If a candidate similar to Trump had run, I probably would have supported him or her. If this candidate was able to speak his or her mind and address the large group of middle class families that have been ignored for the past 20 years, but had been able to do so respectfully, he would have been a contender. If a candidate was able to be direct without personally attacking in irrelevant ways (because calling someone a big fat pig has nothing to do with anything) it would have been appropriate behavior. If a candidate who didn’t have a documented history of racially discriminating and sexually assaulting women (by his own admission) it wouldn’t have set off so many people’s moral alarm. If we had a candidate who wasn’t so morally corrupt, this election wouldn’t have been so divisive. Because it came down to either siding with Trump on policy or opposing him on moral grounds. Either way, we didn’t want to hear the other side. The Trump supporters were able to justify his behavior and the Trump opposers weren’t able to hear his ideas. That’s going to make it really hard to unify the country.
The difference is the thoughts one has when they see a Trump sign in a yard. For me, I think that person doesn’t care about equal rights or violence against women or racism. In fact, I often assume they are racist, sexist, white, and uneducated (and, if I’m honest, too stupid to know better). But the problem is that I know these people. I’m married to one, my parents are them, my in-laws are them. And these are good people. They are white and for the most part did not go on to college, they sometimes say things “off color” as we would say, but they aren’t full of hate. So this image of a Trump supporter as a swastika-wearing, n-word calling red neck doesn’t match. And that’s confusing.
On the flip side, Trump supporters proudly wear their hats and put signs in their yard. To them, this means they aren’t sheep (I know because I was called one on Twitter). This means they are standing up to an establishment that doesn’t care about them anymore, that wants to bleed them dry. There are too many who really are racist and white nationalist or white supremacist, but that’s not the majority. The majority are tired of being shit on.
The irony here is that both sides have a lot in common. If we took a moment to realize that one group doing better doesn’t have to come at the cost of the other, and if we joined forces, we would all benefit. Of course, I suspect this is the thing the “establishment” really doesn’t want us to realize, because if we joined forces they would be left with no power. Our inability to come together is what gives them strength.

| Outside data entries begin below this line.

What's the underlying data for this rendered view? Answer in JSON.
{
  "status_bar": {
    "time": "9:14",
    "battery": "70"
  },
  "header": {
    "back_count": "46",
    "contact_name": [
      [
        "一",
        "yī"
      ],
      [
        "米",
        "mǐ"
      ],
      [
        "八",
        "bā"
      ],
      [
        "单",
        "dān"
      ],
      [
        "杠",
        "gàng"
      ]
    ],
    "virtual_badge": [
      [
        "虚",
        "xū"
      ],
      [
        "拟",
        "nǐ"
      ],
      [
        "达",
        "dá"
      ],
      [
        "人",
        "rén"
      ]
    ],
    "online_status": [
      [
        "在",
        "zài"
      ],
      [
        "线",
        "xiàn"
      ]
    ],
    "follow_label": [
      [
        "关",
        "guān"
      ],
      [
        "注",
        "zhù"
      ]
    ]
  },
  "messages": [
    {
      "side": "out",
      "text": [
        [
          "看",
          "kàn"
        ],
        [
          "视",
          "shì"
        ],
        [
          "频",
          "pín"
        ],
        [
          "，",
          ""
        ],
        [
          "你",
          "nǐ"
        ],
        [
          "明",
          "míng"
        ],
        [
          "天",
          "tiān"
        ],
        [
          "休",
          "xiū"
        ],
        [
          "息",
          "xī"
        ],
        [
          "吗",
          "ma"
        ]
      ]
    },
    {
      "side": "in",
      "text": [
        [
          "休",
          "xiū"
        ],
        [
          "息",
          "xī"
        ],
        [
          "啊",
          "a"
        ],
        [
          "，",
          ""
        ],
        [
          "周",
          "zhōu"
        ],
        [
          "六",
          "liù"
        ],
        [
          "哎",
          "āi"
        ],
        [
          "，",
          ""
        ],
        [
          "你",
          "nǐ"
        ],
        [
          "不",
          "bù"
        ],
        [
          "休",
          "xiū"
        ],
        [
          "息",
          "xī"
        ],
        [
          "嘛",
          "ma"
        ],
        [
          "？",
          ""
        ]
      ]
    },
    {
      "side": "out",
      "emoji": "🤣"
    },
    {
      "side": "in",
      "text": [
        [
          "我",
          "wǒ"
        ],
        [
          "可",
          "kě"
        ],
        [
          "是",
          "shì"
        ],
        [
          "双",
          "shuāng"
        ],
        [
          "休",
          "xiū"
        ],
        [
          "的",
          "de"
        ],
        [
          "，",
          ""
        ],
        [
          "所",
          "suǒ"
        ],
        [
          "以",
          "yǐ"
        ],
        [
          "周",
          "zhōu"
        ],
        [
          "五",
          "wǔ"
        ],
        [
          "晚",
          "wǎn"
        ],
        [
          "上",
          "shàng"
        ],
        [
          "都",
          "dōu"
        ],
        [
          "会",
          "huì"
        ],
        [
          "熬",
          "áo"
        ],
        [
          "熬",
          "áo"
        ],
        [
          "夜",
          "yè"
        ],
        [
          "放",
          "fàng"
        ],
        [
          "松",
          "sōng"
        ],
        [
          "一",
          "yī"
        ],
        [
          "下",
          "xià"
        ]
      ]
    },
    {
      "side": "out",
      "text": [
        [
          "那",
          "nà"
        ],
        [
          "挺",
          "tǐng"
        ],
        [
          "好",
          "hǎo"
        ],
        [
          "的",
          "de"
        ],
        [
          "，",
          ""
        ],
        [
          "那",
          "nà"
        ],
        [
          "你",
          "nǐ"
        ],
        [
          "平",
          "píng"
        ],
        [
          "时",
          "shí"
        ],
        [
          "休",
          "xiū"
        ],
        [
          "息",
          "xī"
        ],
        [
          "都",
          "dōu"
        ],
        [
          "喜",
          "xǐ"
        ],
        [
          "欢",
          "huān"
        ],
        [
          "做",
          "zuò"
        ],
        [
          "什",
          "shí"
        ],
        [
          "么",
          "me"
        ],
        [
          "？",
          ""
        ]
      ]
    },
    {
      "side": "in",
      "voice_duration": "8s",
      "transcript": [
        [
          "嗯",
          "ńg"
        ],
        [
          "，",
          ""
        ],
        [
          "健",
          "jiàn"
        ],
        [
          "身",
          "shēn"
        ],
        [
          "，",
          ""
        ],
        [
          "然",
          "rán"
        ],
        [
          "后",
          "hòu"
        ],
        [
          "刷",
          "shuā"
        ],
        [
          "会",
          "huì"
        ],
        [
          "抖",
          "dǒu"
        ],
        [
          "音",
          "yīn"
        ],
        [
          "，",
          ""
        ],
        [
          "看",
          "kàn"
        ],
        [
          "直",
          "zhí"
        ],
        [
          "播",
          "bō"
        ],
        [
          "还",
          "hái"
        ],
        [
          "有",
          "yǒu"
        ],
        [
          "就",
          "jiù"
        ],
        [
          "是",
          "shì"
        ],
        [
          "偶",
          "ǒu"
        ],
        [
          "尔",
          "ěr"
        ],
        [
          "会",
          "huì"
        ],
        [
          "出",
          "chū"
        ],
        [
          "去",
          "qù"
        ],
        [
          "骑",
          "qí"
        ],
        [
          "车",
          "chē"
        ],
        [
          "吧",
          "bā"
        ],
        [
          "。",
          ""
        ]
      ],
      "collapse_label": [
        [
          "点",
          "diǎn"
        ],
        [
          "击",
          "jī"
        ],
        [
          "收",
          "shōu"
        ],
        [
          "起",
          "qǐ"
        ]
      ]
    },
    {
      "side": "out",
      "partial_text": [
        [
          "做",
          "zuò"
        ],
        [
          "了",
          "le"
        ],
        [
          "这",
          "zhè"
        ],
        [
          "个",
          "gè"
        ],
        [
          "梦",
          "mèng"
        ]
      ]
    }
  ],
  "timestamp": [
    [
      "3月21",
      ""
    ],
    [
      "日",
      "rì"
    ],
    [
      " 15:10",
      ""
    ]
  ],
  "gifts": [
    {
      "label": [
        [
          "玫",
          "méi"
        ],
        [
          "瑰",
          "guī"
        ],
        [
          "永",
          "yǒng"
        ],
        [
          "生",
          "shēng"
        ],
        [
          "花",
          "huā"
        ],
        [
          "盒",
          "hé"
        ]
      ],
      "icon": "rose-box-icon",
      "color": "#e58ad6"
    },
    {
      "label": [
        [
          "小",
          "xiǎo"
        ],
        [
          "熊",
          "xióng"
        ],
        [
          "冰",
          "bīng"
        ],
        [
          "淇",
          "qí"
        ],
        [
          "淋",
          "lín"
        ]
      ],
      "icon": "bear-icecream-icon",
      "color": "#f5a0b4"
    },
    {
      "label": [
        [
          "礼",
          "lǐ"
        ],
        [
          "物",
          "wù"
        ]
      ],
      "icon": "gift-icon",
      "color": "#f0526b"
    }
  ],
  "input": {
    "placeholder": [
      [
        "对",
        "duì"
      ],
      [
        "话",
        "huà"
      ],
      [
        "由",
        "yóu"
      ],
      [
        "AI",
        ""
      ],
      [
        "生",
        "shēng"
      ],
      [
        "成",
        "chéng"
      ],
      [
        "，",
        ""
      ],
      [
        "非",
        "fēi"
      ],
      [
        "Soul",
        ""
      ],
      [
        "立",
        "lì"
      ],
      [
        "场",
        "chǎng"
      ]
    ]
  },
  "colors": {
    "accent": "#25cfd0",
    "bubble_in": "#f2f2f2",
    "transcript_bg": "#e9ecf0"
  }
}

Our weaknesses are constantly exploited and we all end up losing in the end.
I don’t actually think Trump will do the things he promised. I don’t think he has a basic understanding of how our government works. I think he’s the biggest liar and extremely insecure. These are also reasons why I think he’s dangerous. He’s already backed out of his top three big campaign promises: building a wall and making Mexico pay for it, setting up a special prosecutor to jail Clinton, and repealing Obamacare. Why? Because it’s not that easy. Because we have laws that have to be followed. Am I surprised? No. Do I think his supporters will care? No. I thinks they’ll justify it away just like they did everything else.